GNL
New Contributor
5 years agoDevCloud: OneAPI vector-add example parallel execution is much slower than the scalar one
Hello,
I tried the BaseKit-code-samples/DPC++Compiler/vector-add example as suggested in the DeveloperZone get started page:
https://devcloud.intel.com/oneapi/get-started/base-toolkit/
I measured the execution time of add_arrays_scalar() and add_arrays_parallel() functions with my RTM_START() and RTM_STOP() macros.
double getCPUFreq() {
#define BUFLEN 110
FILE* sysinfo;
char* ptr;
char buf[BUFLEN];
char key[] = "cpu MHz";
int keylen = sizeof(key) - 1;
double freq = -1;
sysinfo = fopen("/proc/cpuinfo", "r");
if (sysinfo != NULL) {
while (fgets(buf, BUFLEN, sysinfo) != NULL) {
if (!strncmp(buf, key, keylen)) {
ptr = strstr(buf, ":");
freq = atof(ptr + 1) * 1000000;
break;
}
}
fclose(sysinfo);
}
fprintf(stderr, "Freq = %f GHz\n", freq / 1000000000);
return freq;
}
#define RTM_START() start = (double)_rdtsc()

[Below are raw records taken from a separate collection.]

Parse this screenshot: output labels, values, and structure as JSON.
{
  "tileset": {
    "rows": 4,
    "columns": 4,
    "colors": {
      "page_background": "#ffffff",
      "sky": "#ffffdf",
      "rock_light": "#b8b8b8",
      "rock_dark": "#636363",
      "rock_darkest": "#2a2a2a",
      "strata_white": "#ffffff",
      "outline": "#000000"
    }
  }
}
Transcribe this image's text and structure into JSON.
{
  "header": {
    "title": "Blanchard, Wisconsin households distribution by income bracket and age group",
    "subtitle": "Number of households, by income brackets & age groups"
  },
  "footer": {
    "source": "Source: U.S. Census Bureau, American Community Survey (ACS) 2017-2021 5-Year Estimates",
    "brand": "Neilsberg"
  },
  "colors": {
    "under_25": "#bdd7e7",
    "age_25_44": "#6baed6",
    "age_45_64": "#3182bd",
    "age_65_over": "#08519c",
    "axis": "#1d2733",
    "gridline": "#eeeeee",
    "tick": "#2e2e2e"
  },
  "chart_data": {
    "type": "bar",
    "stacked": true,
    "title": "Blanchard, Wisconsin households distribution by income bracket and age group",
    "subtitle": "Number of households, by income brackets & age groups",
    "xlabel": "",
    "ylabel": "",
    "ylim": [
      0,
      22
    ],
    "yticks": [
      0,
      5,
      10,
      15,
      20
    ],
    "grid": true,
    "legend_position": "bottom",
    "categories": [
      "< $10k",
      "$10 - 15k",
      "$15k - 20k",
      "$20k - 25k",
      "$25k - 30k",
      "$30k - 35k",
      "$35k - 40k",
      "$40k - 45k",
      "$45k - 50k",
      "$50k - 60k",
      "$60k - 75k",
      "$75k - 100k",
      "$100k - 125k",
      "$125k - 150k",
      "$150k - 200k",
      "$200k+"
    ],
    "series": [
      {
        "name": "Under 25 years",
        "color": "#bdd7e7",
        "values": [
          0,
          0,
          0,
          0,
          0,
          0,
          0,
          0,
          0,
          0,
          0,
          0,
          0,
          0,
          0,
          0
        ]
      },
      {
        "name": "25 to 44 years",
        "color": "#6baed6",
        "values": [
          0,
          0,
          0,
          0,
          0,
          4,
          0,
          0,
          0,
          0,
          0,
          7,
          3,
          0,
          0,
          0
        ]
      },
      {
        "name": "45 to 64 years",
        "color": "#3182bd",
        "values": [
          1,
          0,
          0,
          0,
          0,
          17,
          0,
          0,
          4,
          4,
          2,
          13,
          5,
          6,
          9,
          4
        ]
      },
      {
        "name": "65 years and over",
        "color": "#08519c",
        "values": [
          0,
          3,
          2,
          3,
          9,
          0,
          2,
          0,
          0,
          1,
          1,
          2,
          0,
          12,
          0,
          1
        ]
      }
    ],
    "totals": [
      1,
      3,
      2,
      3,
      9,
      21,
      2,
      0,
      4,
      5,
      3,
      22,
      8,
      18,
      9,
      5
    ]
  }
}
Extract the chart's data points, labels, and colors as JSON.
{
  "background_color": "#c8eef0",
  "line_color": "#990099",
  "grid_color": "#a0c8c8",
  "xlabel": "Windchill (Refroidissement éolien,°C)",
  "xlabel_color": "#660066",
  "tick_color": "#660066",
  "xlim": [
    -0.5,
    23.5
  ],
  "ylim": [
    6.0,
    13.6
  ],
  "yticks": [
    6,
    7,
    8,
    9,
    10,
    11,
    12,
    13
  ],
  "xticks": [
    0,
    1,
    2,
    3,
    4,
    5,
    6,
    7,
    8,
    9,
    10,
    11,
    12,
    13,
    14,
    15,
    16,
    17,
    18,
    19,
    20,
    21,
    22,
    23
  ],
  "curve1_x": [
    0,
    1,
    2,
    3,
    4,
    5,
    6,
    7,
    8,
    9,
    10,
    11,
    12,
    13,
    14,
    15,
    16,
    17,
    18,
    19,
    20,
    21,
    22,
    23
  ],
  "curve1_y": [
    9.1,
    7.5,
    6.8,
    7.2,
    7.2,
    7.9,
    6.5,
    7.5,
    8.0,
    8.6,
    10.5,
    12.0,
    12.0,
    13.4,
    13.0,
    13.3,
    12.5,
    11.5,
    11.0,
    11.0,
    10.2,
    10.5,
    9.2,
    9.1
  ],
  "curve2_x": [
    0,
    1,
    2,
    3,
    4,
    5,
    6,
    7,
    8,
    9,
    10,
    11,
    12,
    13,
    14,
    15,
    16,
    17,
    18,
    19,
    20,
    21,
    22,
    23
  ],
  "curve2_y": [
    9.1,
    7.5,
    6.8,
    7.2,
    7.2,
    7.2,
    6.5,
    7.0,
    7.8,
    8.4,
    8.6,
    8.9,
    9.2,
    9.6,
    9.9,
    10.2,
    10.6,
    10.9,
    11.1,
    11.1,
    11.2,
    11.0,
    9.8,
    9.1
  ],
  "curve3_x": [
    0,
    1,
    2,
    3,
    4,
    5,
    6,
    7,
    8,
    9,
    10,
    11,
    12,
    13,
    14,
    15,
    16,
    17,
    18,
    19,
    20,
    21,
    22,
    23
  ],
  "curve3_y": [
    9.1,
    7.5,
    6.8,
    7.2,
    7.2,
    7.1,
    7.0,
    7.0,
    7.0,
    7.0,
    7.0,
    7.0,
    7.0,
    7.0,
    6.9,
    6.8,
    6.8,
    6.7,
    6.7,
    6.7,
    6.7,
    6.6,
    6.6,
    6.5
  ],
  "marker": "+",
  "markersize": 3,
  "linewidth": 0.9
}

#define RTM_STOP() stop = (double)_rdtsc(); \
secs = ((double)(stop - start)) / (double)getCPUFreq();and my main function, where I took the measurements:
int main() {
double start = 0.0, stop = 0.0, secs = 0.0;
IntArray addend_1, addend_2, sum_scalar, sum_parallel;
// Initialize arrays with values from 0 to array_size-1
initialize_array(addend_1);
initialize_array(addend_2);
initialize_array(sum_scalar);
initialize_array(sum_parallel);
printf("CPU Freq = %10.2lf\n", (double)getCPUFreq());
start = (double)_rdtsc();
// Add arrays in scalar and in parallel
add_arrays_scalar(sum_scalar, addend_1, addend_2);
stop = (double)_rdtsc();
secs = ((double)(stop - start)) / (double)getCPUFreq();
printf("Scalar execution time = %2.6lf seconds\n", secs);
add_arrays_parallel(sum_parallel, addend_1, addend_2);
// Verify that the two sum arrays are equal
for (size_t i = 0; i < sum_parallel.size(); i++) {
if (sum_parallel[i] != sum_scalar[i]) {
std::cout << "fail" << std::endl;
return -1;
}
}
std::cout << "success" << std::endl;
std::cout << "MGUNAL TEST 5 DONE" << std::endl;
return 0;
}And finally my results:
########################################################################
# Date: Wed Mar 11 06:14:01 PDT 2020
# Job ID: 542630.v-qsvr-1.aidevcloud
# User: u38134
# Resources: neednodes=1:gpu:ppn=2,nodes=1:gpu:ppn=2,walltime=06:00:00
########################################################################
:: setvars has already been run. Skipping any further invocation. To force its re-execution, pass --force
./vector-add
CPU Freq = 954182000.00
Scalar execution time = 0.000085 seconds
Device: Intel(R) Gen9 HD Graphics NEO
Parallel execution time = 3.516770 seconds
success
MGUNAL TEST 5 DONE
########################################################################
# End of output for job 542630.v-qsvr-1.aidevcloud
# Date: Wed Mar 11 06:14:03 PDT 2020
########################################################################As seen above, parallel execution time is much more greater than the scaler execution time. So, I decided to use a SYCL host device instead of an accelerator.
/*
// FPGA device selector: Emulator or Hardware
#ifdef FPGA_EMULATOR
intel::fpga_emulator_selector device_selector;
#elif defined(FPGA)
intel::fpga_selector device_selector;
#else
// Initializing the devices queue with the default selector
// The device queue is used to enqueue the kernels and encapsulates
// all the states needed for execution
default_selector device_selector;
#endif
*/
host_selector device_selector;Parallel execution is still significantly slower than the scaler one..
########################################################################
# Date: Thu Mar 12 00:34:12 PDT 2020
# Job ID: 542971.v-qsvr-1.aidevcloud
# User: u38134
# Resources: neednodes=1:gpu:ppn=2,nodes=1:gpu:ppn=2,walltime=06:00:00
########################################################################
:: setvars has already been run. Skipping any further invocation. To force its re-execution, pass --force
./vector-add
CPU Freq = 1000065000.00
Scalar execution time = 0.000077 seconds
Device: SYCL host device
Parallel execution time = 0.318517 seconds
success
########################################################################
# End of output for job 542971.v-qsvr-1.aidevcloud
# Date: Thu Mar 12 00:34:14 PDT 2020
########################################################################I have no idea why the parallel execution takes so long? Am I doing something wrong?